(Washington) Nous ne sommes qu’au début de la pandémie, des milliers de personnes sont mortes, la réaction américaine a mis en colère les Européens et la Chine fait preuve d’encore moins de transparence que d’habitude : le nouveau coronavirus est en train de redéfinir la géopolitique mondiale.

Une fois la pandémie passée, « on sait que certains gouvernements vont être ébranlés, leurs citoyens leur reprochant d’avoir mal répondu à la crise.

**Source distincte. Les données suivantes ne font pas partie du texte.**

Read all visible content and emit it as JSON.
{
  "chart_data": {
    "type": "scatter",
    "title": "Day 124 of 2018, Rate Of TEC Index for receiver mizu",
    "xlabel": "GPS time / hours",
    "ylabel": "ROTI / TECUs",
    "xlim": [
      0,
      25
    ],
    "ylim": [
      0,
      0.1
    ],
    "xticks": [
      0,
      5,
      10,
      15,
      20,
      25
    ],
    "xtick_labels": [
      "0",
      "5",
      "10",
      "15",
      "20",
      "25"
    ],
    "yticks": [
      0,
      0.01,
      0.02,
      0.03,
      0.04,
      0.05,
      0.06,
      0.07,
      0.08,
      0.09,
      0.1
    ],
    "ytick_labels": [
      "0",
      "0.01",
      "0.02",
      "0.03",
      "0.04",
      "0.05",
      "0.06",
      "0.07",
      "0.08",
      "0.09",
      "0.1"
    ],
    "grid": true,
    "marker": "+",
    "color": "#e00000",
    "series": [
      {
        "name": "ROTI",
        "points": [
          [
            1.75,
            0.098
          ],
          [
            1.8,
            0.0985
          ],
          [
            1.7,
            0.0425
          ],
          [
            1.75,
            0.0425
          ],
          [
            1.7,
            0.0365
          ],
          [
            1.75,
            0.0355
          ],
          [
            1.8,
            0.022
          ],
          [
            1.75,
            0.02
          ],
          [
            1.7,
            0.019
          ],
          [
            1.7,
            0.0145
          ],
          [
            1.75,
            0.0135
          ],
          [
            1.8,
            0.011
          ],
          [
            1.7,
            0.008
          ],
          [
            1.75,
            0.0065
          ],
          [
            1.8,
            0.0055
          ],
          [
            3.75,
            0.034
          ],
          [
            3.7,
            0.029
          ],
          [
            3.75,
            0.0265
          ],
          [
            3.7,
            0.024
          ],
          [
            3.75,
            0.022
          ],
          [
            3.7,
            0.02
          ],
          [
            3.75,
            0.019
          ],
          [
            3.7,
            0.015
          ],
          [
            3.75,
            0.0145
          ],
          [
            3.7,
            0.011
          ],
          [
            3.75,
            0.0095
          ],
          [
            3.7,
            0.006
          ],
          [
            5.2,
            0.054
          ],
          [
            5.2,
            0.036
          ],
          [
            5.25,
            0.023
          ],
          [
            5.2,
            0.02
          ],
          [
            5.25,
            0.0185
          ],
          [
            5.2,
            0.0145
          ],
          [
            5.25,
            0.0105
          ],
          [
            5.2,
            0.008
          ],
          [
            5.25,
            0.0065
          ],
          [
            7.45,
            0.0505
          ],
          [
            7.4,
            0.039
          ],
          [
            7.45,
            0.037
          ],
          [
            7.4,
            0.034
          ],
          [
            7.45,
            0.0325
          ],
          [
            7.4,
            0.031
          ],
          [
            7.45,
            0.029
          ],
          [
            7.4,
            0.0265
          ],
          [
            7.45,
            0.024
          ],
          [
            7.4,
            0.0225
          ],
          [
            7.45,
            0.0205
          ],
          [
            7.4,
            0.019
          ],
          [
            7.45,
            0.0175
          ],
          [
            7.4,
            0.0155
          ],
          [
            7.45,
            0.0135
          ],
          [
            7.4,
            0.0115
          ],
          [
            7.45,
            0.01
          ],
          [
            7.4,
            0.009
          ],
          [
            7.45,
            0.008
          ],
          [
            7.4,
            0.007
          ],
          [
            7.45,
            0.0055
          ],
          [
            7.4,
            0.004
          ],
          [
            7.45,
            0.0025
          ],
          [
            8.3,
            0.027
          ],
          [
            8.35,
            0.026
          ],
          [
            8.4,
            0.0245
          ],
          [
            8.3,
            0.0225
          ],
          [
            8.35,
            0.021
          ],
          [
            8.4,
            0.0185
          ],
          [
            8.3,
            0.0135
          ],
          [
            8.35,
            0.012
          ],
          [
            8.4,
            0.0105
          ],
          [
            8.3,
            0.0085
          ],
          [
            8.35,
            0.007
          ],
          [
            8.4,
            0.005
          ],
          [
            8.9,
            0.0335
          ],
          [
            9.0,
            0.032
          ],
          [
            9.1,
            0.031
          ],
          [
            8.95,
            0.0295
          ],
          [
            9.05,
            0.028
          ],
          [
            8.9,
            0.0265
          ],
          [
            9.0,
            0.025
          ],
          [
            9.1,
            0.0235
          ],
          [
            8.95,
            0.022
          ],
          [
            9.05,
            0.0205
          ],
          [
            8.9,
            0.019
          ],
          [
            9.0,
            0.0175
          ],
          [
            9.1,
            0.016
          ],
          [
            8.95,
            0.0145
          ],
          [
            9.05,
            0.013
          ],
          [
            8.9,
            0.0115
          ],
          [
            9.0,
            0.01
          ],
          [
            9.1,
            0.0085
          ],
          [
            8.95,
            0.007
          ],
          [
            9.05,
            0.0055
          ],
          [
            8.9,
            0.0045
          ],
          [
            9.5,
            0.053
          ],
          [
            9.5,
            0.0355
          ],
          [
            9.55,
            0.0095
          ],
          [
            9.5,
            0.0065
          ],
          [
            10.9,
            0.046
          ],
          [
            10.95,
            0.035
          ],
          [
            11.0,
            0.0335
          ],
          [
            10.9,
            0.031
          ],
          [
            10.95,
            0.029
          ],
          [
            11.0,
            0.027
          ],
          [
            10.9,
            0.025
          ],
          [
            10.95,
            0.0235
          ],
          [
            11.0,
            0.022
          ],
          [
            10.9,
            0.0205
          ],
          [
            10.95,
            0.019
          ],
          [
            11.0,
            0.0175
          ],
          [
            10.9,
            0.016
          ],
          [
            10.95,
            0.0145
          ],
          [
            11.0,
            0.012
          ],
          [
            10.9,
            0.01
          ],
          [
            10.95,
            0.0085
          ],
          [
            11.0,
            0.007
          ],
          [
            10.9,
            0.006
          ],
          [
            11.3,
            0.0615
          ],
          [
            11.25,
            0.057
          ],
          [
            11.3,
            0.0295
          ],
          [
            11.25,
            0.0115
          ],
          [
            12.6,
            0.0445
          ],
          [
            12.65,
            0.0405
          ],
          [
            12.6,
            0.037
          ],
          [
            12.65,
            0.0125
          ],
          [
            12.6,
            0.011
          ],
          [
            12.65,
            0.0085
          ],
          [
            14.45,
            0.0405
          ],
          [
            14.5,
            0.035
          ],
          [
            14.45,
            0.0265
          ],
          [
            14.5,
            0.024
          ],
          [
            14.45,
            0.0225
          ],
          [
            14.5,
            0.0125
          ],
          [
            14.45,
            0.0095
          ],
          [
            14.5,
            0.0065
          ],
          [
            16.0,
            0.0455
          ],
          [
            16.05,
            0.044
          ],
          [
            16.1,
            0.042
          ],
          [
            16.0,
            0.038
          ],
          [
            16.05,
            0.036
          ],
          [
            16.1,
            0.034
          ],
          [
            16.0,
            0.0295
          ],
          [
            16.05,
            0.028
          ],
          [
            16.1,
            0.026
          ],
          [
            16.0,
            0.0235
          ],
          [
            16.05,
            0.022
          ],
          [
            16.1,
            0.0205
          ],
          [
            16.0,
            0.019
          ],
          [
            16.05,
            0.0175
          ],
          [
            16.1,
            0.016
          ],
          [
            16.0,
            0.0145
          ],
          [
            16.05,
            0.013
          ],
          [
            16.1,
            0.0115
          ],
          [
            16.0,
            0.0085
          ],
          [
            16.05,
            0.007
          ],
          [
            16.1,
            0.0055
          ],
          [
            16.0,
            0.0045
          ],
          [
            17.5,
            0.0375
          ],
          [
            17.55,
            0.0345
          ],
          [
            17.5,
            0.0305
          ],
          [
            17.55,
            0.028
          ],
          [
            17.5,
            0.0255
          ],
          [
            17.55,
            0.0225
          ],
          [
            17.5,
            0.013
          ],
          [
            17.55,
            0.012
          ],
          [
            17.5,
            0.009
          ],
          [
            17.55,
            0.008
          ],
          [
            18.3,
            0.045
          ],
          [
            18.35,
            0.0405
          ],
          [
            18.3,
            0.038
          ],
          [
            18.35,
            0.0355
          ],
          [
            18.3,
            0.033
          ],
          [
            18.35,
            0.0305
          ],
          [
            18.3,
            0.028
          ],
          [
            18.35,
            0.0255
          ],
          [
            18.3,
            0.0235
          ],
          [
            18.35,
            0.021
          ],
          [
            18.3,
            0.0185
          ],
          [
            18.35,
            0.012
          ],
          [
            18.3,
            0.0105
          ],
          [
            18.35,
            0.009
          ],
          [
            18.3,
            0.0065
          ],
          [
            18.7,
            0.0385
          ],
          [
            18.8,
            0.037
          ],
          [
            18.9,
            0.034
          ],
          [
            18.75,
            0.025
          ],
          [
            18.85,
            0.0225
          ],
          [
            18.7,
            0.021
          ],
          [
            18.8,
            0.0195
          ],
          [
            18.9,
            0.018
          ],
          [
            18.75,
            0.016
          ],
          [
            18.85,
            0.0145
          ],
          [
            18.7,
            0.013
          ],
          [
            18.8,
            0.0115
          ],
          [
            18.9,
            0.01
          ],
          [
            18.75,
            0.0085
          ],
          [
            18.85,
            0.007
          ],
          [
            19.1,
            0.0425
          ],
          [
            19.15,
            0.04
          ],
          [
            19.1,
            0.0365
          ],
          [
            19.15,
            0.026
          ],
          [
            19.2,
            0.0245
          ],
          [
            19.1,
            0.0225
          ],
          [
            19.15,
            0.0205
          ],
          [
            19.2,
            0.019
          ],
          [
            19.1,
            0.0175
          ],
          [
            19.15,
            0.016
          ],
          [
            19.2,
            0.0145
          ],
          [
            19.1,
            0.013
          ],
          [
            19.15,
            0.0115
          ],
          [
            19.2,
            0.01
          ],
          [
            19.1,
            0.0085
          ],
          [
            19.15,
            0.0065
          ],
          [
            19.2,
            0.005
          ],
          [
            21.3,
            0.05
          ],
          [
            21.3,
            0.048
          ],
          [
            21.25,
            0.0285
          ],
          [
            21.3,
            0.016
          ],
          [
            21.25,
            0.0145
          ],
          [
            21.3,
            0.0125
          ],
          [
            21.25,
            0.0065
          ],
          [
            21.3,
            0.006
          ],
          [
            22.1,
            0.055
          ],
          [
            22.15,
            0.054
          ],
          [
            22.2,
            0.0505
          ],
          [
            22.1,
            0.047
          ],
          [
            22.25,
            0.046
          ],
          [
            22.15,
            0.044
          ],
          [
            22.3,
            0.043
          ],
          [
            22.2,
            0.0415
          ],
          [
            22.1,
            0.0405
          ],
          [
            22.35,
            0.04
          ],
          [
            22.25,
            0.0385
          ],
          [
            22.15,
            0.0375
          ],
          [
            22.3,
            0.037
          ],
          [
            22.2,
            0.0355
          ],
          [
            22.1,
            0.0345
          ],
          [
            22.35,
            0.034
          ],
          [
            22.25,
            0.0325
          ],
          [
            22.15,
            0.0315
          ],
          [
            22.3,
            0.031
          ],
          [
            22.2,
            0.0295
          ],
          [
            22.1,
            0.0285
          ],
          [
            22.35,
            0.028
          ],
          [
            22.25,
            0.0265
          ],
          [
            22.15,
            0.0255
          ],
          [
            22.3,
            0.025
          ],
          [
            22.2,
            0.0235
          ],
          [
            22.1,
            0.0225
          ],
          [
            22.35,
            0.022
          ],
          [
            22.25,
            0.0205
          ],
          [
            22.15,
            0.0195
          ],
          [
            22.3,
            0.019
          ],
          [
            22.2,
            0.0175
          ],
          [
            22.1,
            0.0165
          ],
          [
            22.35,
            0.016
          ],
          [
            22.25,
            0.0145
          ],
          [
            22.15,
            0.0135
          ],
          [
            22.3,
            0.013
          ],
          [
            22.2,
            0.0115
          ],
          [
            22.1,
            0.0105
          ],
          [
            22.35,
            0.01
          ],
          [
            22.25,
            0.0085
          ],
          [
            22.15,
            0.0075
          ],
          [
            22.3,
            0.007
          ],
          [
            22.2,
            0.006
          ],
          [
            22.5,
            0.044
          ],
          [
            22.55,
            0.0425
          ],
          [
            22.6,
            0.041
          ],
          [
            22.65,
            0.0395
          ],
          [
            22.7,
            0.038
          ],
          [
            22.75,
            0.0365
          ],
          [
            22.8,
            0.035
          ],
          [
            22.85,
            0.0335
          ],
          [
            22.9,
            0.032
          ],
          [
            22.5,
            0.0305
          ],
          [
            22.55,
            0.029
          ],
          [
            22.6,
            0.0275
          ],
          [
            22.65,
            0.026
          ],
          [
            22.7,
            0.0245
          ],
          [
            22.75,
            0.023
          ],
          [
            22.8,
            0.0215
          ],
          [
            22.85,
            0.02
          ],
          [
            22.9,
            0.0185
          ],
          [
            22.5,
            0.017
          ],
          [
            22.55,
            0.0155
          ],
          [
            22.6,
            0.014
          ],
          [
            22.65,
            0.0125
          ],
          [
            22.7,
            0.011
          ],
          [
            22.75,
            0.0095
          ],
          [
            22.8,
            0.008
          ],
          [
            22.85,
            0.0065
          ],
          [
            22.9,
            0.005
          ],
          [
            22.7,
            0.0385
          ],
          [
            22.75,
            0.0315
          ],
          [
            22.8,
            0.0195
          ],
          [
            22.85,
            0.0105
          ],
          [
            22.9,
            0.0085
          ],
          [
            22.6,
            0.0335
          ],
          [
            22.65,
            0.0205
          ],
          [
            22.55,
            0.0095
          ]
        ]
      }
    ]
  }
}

Certaines économies vont être perturbées, d’autres vont s’effondrer », prédit Jon Alterman, du Center for Strategic and International Studies de Washington.  

Encore le facteur Trump

Donald Trump, qui avait initialement minimisé les risques de la COVID-19, a brutalement imposé mercredi une interdiction temporaire d’entrée sur le territoire à la majorité des personnes venant d’Europe, pour combattre le « virus étranger ».

PHOTO LEAH MILLIS, REUTERS

Le président Donald Trump.

Une décision qui a provoqué l’indignation des leaders européens, qui se sont plaints de ne pas avoir été consultés, ce que le président américain a reconnu.  

De quoi remettre en question le rôle attribué à Washington, depuis la Seconde Guerre mondiale, de leader du « monde libre », selon Kelly Magsamen, vice-présidente du think tank Center for American Progress.

Je pense que beaucoup de leurs partenaires et alliés se demandent si on peut compter sur les États-Unis pour mener la réponse à une crise mondiale.

Kelly Magsamen, vice-présidente du Center for American Progress.

La COVID-19 est d’abord apparue en fin d’année dernière dans la métropole chinoise de Wuhan et Pékin a d’abord essayé d’étouffer la nouvelle, notamment en emprisonnant un docteur qui avait tiré la sonnette d’alarme.

Mais au cours de la dernière semaine, le gouvernement chinois a tenté de se montrer rassurant, notamment quand le président Xi Jinping a expliqué lors d’une visite à Wuhan que son pays avait réussi à contenir la propagation.  

La Chine se sert de la COVID-19 contre les États-Unis

La Chine a également envoyé du matériel médical en Italie, deuxième pays le plus touché, et en Espagne, pour tenter d’afficher son efficacité.  

Elle s’est également servie de cette crise comme d’un moyen de pression sur les États-Unis, qui cherchent déjà à combattre l’influence chinoise à travers le monde.  

PHOTO ANDY WONG, AP

Le président Xi Jinping durant un message diffusé sur un écran géant à Wuhan.

Un média chinois a même fait état d’un possible arrêt des exportations de masques chinois, pour pousser Washington à assouplir ses sanctions contre le géant de la tech Huawei.  

Comme Moscou, Pékin a également promu des théories du complot visant à discréditer Washington, comme celle suggérant que les États-Unis avaient amené le virus à Wuhan.

Les Américains, qui ont débloqué 100 millions de dollars d’aide internationale, ont en réponse cherché à associer la Chine au virus.  

Le secrétaire d’État Mike Pompeo l’a rebaptisé « le virus de Wuhan » et le sénateur républicain Tom Cotton a promis que son pays « tiendrait pour responsables ceux qui l’ont infligé au monde ».

L'argument de la Chine : la démocratie rend faible

Michael Green, un des principaux conseillers Asie de l’ancien président George W. Bush, doute que la Chine convainque grand monde au final avec ses arguments sur « la faiblesse de la démocratie ».

Mais « cela ne veut pas dire que les États-Unis gagneront la bataille de l’information » nuance-t-il, rappelant les récentes défiances envers le leadership américain.

De manière plus générale, analyse-t-il, les réalités politiques habituelles risquent de changer. Xi Jinping, autrefois vu comme intouchable en Chine, est la cible de critiques alors que les internautes de son pays portent aux nues les médecins, tout comme les Américains de tous bords louent le travail d’Anthony Fauci, directeur de l’Institut national des maladies infectieuses.

La victoire surprise de Donald Trump en 2016, le Brexit et les succès électoraux d’autres responsables politiques populistes ont été vus comme des preuves que « les technocrates avaient échoué », rappelle Michael Green.

« Je pense qu’il est possible qu’on se dise cette fois que les populistes ont échoué et que ce sont les technocrates qui ont l’air de héros », prédit-il.